Accusations d’Iran contre l’administration Trump sur la désinformation
L’Iran a accusé l’administration Trump de propager de « grandes mensonges » concernant son programme nucléaire et l’insurrection de janvier contre le régime iranien, au cours de laquelle les forces de sécurité ont tué, selon certaines estimations, des dizaines de milliers de manifestants, rapporte TopTribune.
Esmail Baghaei, porte-parole du ministère iranien des Affaires étrangères, a déclaré que les États-Unis avaient engagé une campagne de « désinformation et de désinformation » contre l’Iran.
« Ce qu’ils allèguent concernant le programme nucléaire de l’Iran, les missiles balistiques et le nombre de victimes lors des troubles de janvier n’est que la répétition de ‘grands mensonges’, » a-t-il affirmé mercredi dans une déclaration publiée sur les réseaux sociaux. « Les menteurs professionnels sont doués pour créer l’illusion de la vérité. »
Les commentaires de Baghaei interviennent après que le président Donald Trump a accusé l’Iran, lors de son discours sur l’état de l’Union mardi soir, d’avoir redémarré de « sinistres ambitions » en relation avec l’armement nucléaire.
« Ils ont été avertis de ne plus jamais tenter de reconstruire leur programme d’armement, en particulier les armes nucléaires… Ils veulent tout recommencer et poursuivent en ce moment leurs ambitions sinistres, » a déclaré le président américain.

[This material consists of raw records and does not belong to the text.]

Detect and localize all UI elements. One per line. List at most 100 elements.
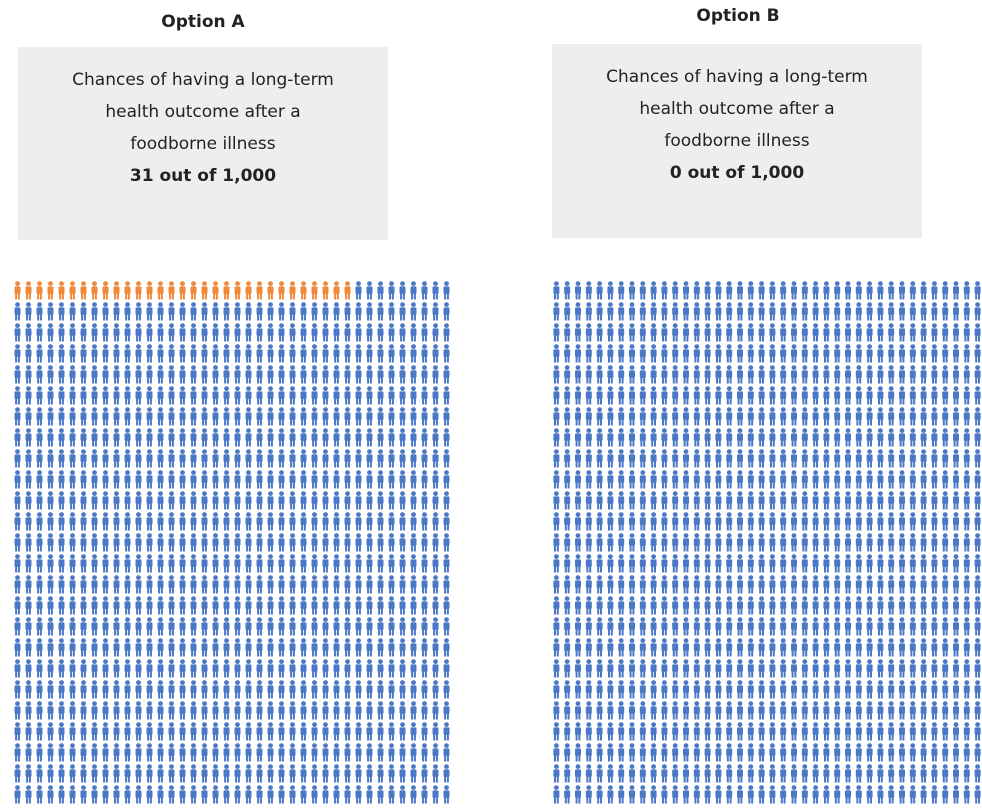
person-icon [661, 491, 668, 510]
person-icon [69, 407, 76, 426]
person-icon [715, 470, 722, 489]
person-icon [212, 533, 219, 552]
person-icon [639, 659, 646, 678]
person-icon [888, 743, 895, 762]
person-icon [311, 512, 318, 531]
person-icon [69, 428, 76, 447]
person-icon [953, 701, 959, 720]
person-icon [737, 743, 743, 762]
person-icon [888, 701, 895, 720]
person-icon [920, 449, 927, 468]
person-icon [866, 512, 873, 531]
person-icon [823, 659, 830, 678]
person-icon [607, 701, 614, 720]
option-a-description-line-1: Chances of having a long-term [72, 70, 334, 90]
person-icon [715, 365, 722, 384]
person-icon [300, 596, 307, 615]
person-icon [223, 785, 230, 804]
person-icon [877, 743, 884, 762]
person-icon [58, 617, 65, 636]
person-icon [629, 449, 635, 468]
person-icon [737, 365, 743, 384]
person-icon [311, 407, 318, 426]
person-icon [278, 722, 285, 741]
person-icon [855, 386, 862, 405]
person-icon-affected [179, 281, 186, 300]
person-icon [974, 617, 981, 636]
person-icon [801, 470, 808, 489]
person-icon [300, 470, 307, 489]
person-icon [146, 344, 153, 363]
option-b-info-box: Chances of having a long-term health out… [552, 44, 922, 238]
person-icon [168, 302, 175, 321]
person-icon [693, 365, 700, 384]
person-icon [212, 722, 219, 741]
person-icon [245, 575, 252, 594]
person-icon [146, 470, 153, 489]
person-icon [855, 302, 862, 321]
person-icon [953, 554, 959, 573]
person-icon [834, 659, 841, 678]
person-icon [113, 680, 120, 699]
person-icon [585, 575, 592, 594]
person-icon [124, 386, 131, 405]
person-icon [289, 680, 296, 699]
person-icon [888, 323, 895, 342]
person-icon [888, 470, 895, 489]
person-icon [791, 386, 797, 405]
person-icon [168, 323, 175, 342]
option-a-description-line-3: foodborne illness [130, 134, 276, 154]
person-icon [931, 365, 938, 384]
person-icon [47, 701, 54, 720]
person-icon [942, 386, 949, 405]
person-icon [322, 785, 329, 804]
person-icon [801, 617, 808, 636]
person-icon-affected [124, 281, 131, 300]
person-icon [575, 743, 581, 762]
person-icon [920, 638, 927, 657]
person-icon [855, 743, 862, 762]
person-icon [704, 617, 711, 636]
person-icon [963, 764, 970, 783]
person-icon [726, 617, 733, 636]
person-icon [726, 554, 733, 573]
person-icon [920, 470, 927, 489]
person-icon [25, 722, 32, 741]
person-icon [650, 407, 657, 426]
person-icon [355, 722, 362, 741]
person-icon [737, 764, 743, 783]
person-icon [704, 302, 711, 321]
person-icon [618, 470, 625, 489]
person-icon [47, 323, 54, 342]
person-icon [58, 533, 65, 552]
person-icon [974, 491, 981, 510]
person-icon [256, 554, 263, 573]
person-icon [585, 533, 592, 552]
person-icon [726, 743, 733, 762]
person-icon [124, 575, 131, 594]
person-icon [812, 344, 819, 363]
person-icon [683, 470, 689, 489]
person-icon [963, 323, 970, 342]
person-icon [737, 281, 743, 300]
person-icon [693, 449, 700, 468]
person-icon [47, 365, 54, 384]
person-icon [920, 512, 927, 531]
person-icon [267, 302, 274, 321]
person-icon [25, 617, 32, 636]
person-icon [596, 659, 603, 678]
person-icon [333, 407, 340, 426]
person-icon [683, 365, 689, 384]
person-icon [388, 344, 395, 363]
person-icon [443, 302, 450, 321]
person-icon [135, 680, 142, 699]
person-icon [190, 365, 197, 384]
person-icon [102, 323, 109, 342]
person-icon [344, 491, 351, 510]
person-icon [47, 659, 54, 678]
person-icon [58, 302, 65, 321]
person-icon [683, 701, 689, 720]
person-icon [388, 512, 395, 531]
person-icon [135, 722, 142, 741]
person-icon [801, 512, 808, 531]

Trump n’a présenté aucune preuve à cet égard et n’a pas développé pourquoi les États-Unis sont convaincus que l’Iran a recommencé à développer son programme nucléaire.
En qualifiant l’Iran de menace directe, Trump a poursuivi : « Ils ont déjà développé des missiles capables de menacer l’Europe et nos bases à l’étranger et ils travaillent à construire des missiles qui atteindront bientôt les États-Unis. »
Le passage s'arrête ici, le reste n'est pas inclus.